Dying with Dignity

Last year, my Dad passed way.

His last hours were hard on him, and his last request was to not be revived if he stopped breathing.

Compared to some of the horror stories I’ve heard about people’s last moments of life, it was pretty tame. But for my Dad, it might have been made easier if he had the right to die. The same could be said about my brother-in-law. I wasn’t there when he passed, and I’m sure no one, not even him, would have wanted to experience his last hours alive.

All of this came to mind recently, when a renown physician, Dr. Donald Low, made a video about his right to die with dignity. He was suffering from a brain stem tumor that was robbing him, and his family, of his life. The man who was the face of the SARS outbreak in Canada was now suffering more than many of those SARS patients. He knew what he had would kill him, and sought out a means to end his life on his terms, instead of being held hostage by something no one could fix.

But thankfully, we are a civilized society, where people have all the rights in the world, except when it comes to how they want to end their lives.

Now before you get all upset and twist my words and thoughts around, once upon a time, I wanted to end my life.

Back then, I was a teenager. I thought I was alone, that I had no one, and wondered why I was alive. All self-centered bullshit.
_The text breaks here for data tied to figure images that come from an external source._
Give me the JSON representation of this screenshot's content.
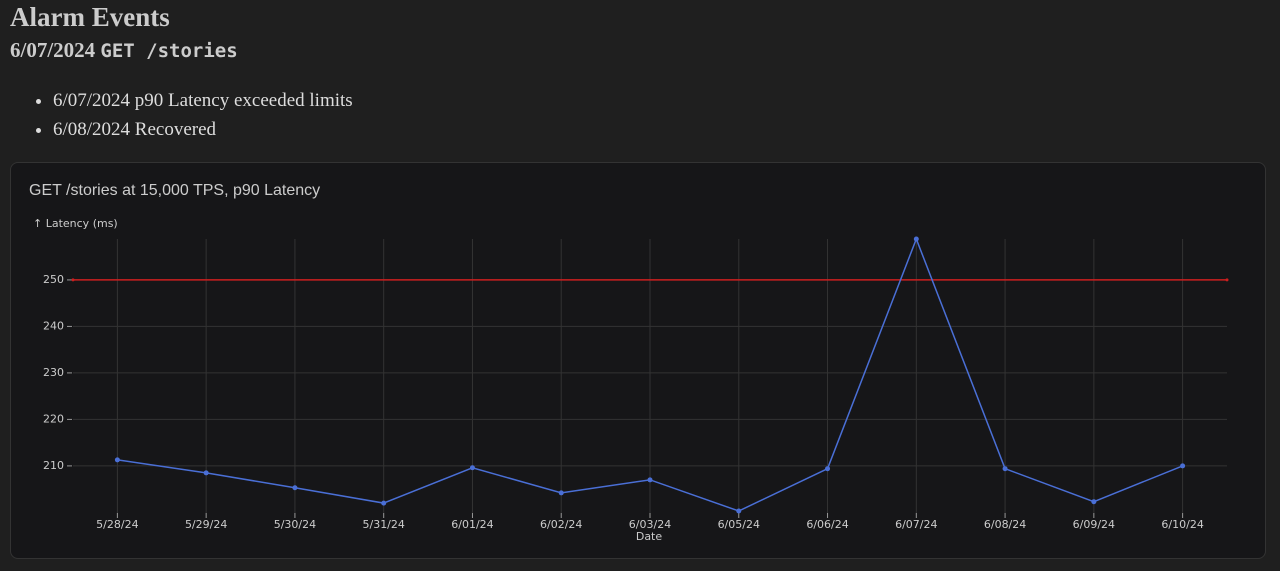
{
  "header": {
    "title": "Alarm Events",
    "date": "6/07/2024",
    "code": "GET /stories"
  },
  "list": [
    "6/07/2024 p90 Latency exceeded limits",
    "6/08/2024 Recovered"
  ],
  "chart_data": {
    "type": "line",
    "title": "GET /stories at 15,000 TPS, p90 Latency",
    "y_label": "↑ Latency (ms)",
    "x_label": "Date",
    "categories": [
      "5/28/24",
      "5/29/24",
      "5/30/24",
      "5/31/24",
      "6/01/24",
      "6/02/24",
      "6/03/24",
      "6/05/24",
      "6/06/24",
      "6/07/24",
      "6/08/24",
      "6/09/24",
      "6/10/24"
    ],
    "series": [
      {
        "name": "p90 Latency",
        "color": "#4a6fd6",
        "values": [
          211.3,
          208.5,
          205.3,
          202.0,
          209.6,
          204.2,
          207.0,
          200.3,
          209.4,
          258.8,
          209.4,
          202.3,
          210.0
        ]
      }
    ],
    "threshold": 250,
    "threshold_color": "#cc1f1f",
    "ylim": [
      200.3,
      258.8
    ],
    "yticks": [
      210,
      220,
      230,
      240,
      250
    ],
    "grid": true
  }
}
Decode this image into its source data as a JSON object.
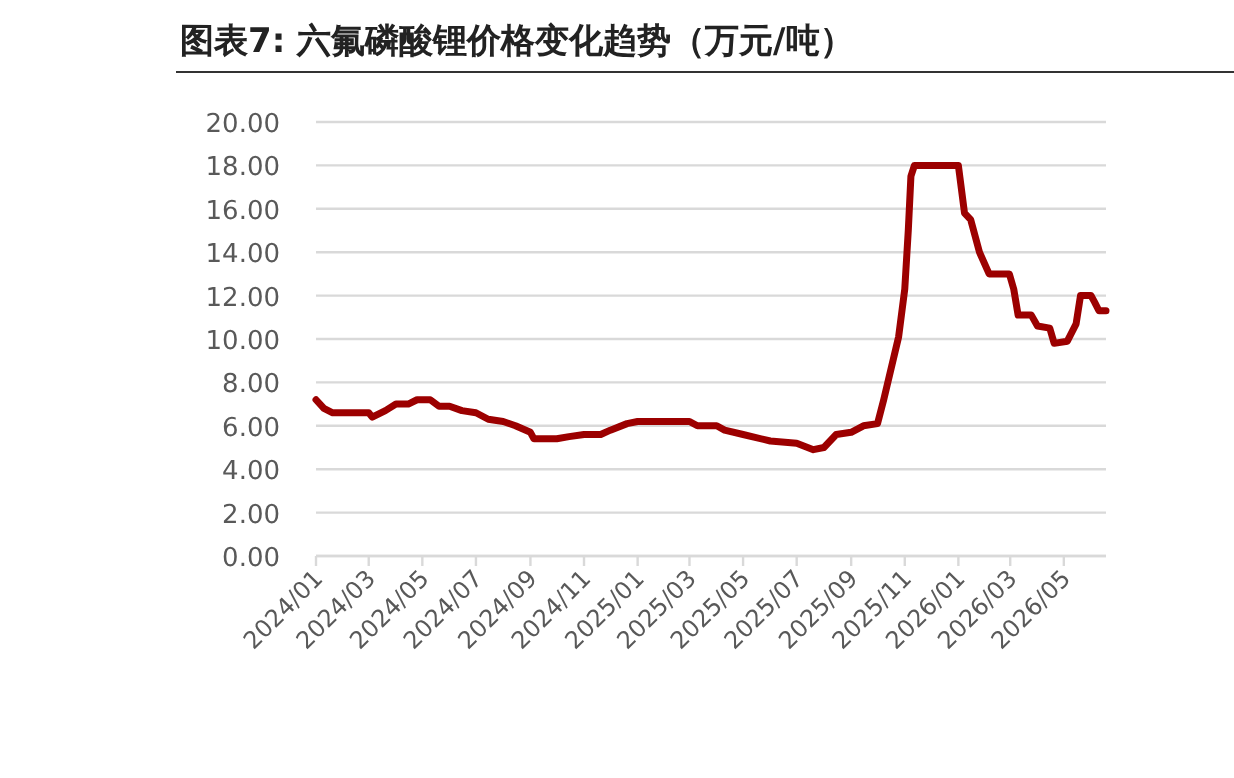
{
  "chart_data": {
    "type": "line",
    "title": "图表7: 六氟磷酸锂价格变化趋势（万元/吨）",
    "xlim": [
      "2024-01-01",
      "2026-06-18"
    ],
    "xticks": [
      {
        "value": "2024-01",
        "label": "2024/01"
      },
      {
        "value": "2024-03",
        "label": "2024/03"
      },
      {
        "value": "2024-05",
        "label": "2024/05"
      },
      {
        "value": "2024-07",
        "label": "2024/07"
      },
      {
        "value": "2024-09",
        "label": "2024/09"
      },
      {
        "value": "2024-11",
        "label": "2024/11"
      },
      {
        "value": "2025-01",
        "label": "2025/01"
      },
      {
        "value": "2025-03",
        "label": "2025/03"
      },
      {
        "value": "2025-05",
        "label": "2025/05"
      },
      {
        "value": "2025-07",
        "label": "2025/07"
      },
      {
        "value": "2025-09",
        "label": "2025/09"
      },
      {
        "value": "2025-11",
        "label": "2025/11"
      },
      {
        "value": "2026-01",
        "label": "2026/01"
      },
      {
        "value": "2026-03",
        "label": "2026/03"
      },
      {
        "value": "2026-05",
        "label": "2026/05"
      }
    ],
    "ylim": [
      0,
      20
    ],
    "yticks": [
      {
        "value": 0,
        "label": "0.00"
      },
      {
        "value": 2,
        "label": "2.00"
      },
      {
        "value": 4,
        "label": "4.00"
      },
      {
        "value": 6,
        "label": "6.00"
      },
      {
        "value": 8,
        "label": "8.00"
      },
      {
        "value": 10,
        "label": "10.00"
      },
      {
        "value": 12,
        "label": "12.00"
      },
      {
        "value": 14,
        "label": "14.00"
      },
      {
        "value": 16,
        "label": "16.00"
      },
      {
        "value": 18,
        "label": "18.00"
      },
      {
        "value": 20,
        "label": "20.00"
      }
    ],
    "grid": "y",
    "marker": "none",
    "line_style": "solid",
    "series": [
      {
        "color": "#9c0000",
        "x": [
          "2024-01-01",
          "2024-01-10",
          "2024-01-20",
          "2024-03-01",
          "2024-03-05",
          "2024-03-20",
          "2024-04-01",
          "2024-04-15",
          "2024-04-25",
          "2024-05-10",
          "2024-05-20",
          "2024-06-01",
          "2024-06-15",
          "2024-07-01",
          "2024-07-15",
          "2024-08-01",
          "2024-08-15",
          "2024-09-01",
          "2024-09-05",
          "2024-10-01",
          "2024-10-15",
          "2024-11-01",
          "2024-11-20",
          "2024-12-01",
          "2024-12-20",
          "2025-01-01",
          "2025-03-01",
          "2025-03-10",
          "2025-04-01",
          "2025-04-10",
          "2025-05-01",
          "2025-06-01",
          "2025-07-01",
          "2025-07-20",
          "2025-08-01",
          "2025-08-15",
          "2025-09-01",
          "2025-09-15",
          "2025-10-01",
          "2025-10-08",
          "2025-10-25",
          "2025-11-01",
          "2025-11-05",
          "2025-11-08",
          "2025-11-12",
          "2026-01-01",
          "2026-01-08",
          "2026-01-15",
          "2026-01-25",
          "2026-02-05",
          "2026-02-28",
          "2026-03-05",
          "2026-03-10",
          "2026-03-25",
          "2026-04-01",
          "2026-04-15",
          "2026-04-20",
          "2026-05-05",
          "2026-05-15",
          "2026-05-20",
          "2026-06-01",
          "2026-06-05",
          "2026-06-10",
          "2026-06-18"
        ],
        "values": [
          7.2,
          6.8,
          6.6,
          6.6,
          6.4,
          6.7,
          7.0,
          7.0,
          7.2,
          7.2,
          6.9,
          6.9,
          6.7,
          6.6,
          6.3,
          6.2,
          6.0,
          5.7,
          5.4,
          5.4,
          5.5,
          5.6,
          5.6,
          5.8,
          6.1,
          6.2,
          6.2,
          6.0,
          6.0,
          5.8,
          5.6,
          5.3,
          5.2,
          4.9,
          5.0,
          5.6,
          5.7,
          6.0,
          6.1,
          7.2,
          10.1,
          12.3,
          15.0,
          17.5,
          18.0,
          18.0,
          15.8,
          15.5,
          14.0,
          13.0,
          13.0,
          12.3,
          11.1,
          11.1,
          10.6,
          10.5,
          9.8,
          9.9,
          10.7,
          12.0,
          12.0,
          11.7,
          11.3,
          11.3
        ]
      }
    ]
  }
}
People who want to commit suicide because their girlfriend left them, or are bummed out and feel alone are just selfish. It is also a permanent solution to a temporary problem. People who think suicide is a good thing are cowards. They don’t want to face the world, the reality, because at that moment it feels pretty terrible and unbearable. Trust me when I say, there are ALWAYS people worse off, yet they continue on.

Dying with dignity isn’t the same as suicide, but I’m sure there will be some who can’t see the difference.

Those who don’t see the difference are probably the same people who think a woman should keep the baby within her from being raped. They are the same people who want to take women’s rights to her own body away. They are the holier-than-thou types who believe life is precious and should be preserved regardless of everything. They are people who should mind their own fucking business.

Yes, life is precious! We are the ones who live our lives. We can love it or hate it, but it is our lives. We should also have the choice of when to end it.

Is a life worth living if it hurts and ruins the lives of those around you? How many people out there, with an illness that has no current or future cure, would rather end their suffering than allow their families to carry such a heavy financial, emotional, and/or mental burden? How many families have lost everything, including a loved one, because our supposedly “civilized society” valued a suffering life over a family’s closure?

Opponents of dying with dignity say it will threaten vulnerable people, putting them at risk. They have a point. But that has more to do with the family not wanting to care for their ill or incapacitated loved ones. That speaks more to the family than the person. I’ve heard too many times how someone who is at the end of their life, unable to live it as they wish, who want to die with dignity, but are denied by their supposedly loving family members. Why? Because those family members are thinking of themselves and not their ill loved one.

All of this reminds me of the pets I’ve known in my life. Some of them came to the end of their life suddenly, while others wandered off and died. For those who were suffering, we ended their suffering because it was the humane thing to do.

So why can’t we be humane to our fellow humans? Why must we let them suffer the indignities of life-altering illnesses, a loss of quality of life, the seemingly never-ending sorrow and hardship put upon our loved ones?

Deep down, I think we all know the answer to this. We can’t. We shouldn’t.

I think we, as a society, are just afraid. Afraid to let go. Afraid to admit that death is a part of life, regardless of how long we try to prolong it.

Maybe if we weren’t so afraid of death, we would see dying with dignity as a way to end life on our terms, and not some tumor or disease’s terms.

It is always sad and hard to lose people we love. But I would rather let them die on their terms, than force them to cling to a world they don’t want to be a part of, hooked up to machines that keep them alive, without actually living. I think it’s easier to say goodbye, then to have them taken away.

As for me, I plan to stick around for as long as I can. But if severe illness took away the joy and quality of my life, and that of my family, I hope something akin to dying with dignity is available.

How can we move on to the next life if we make those we love suffer in this life.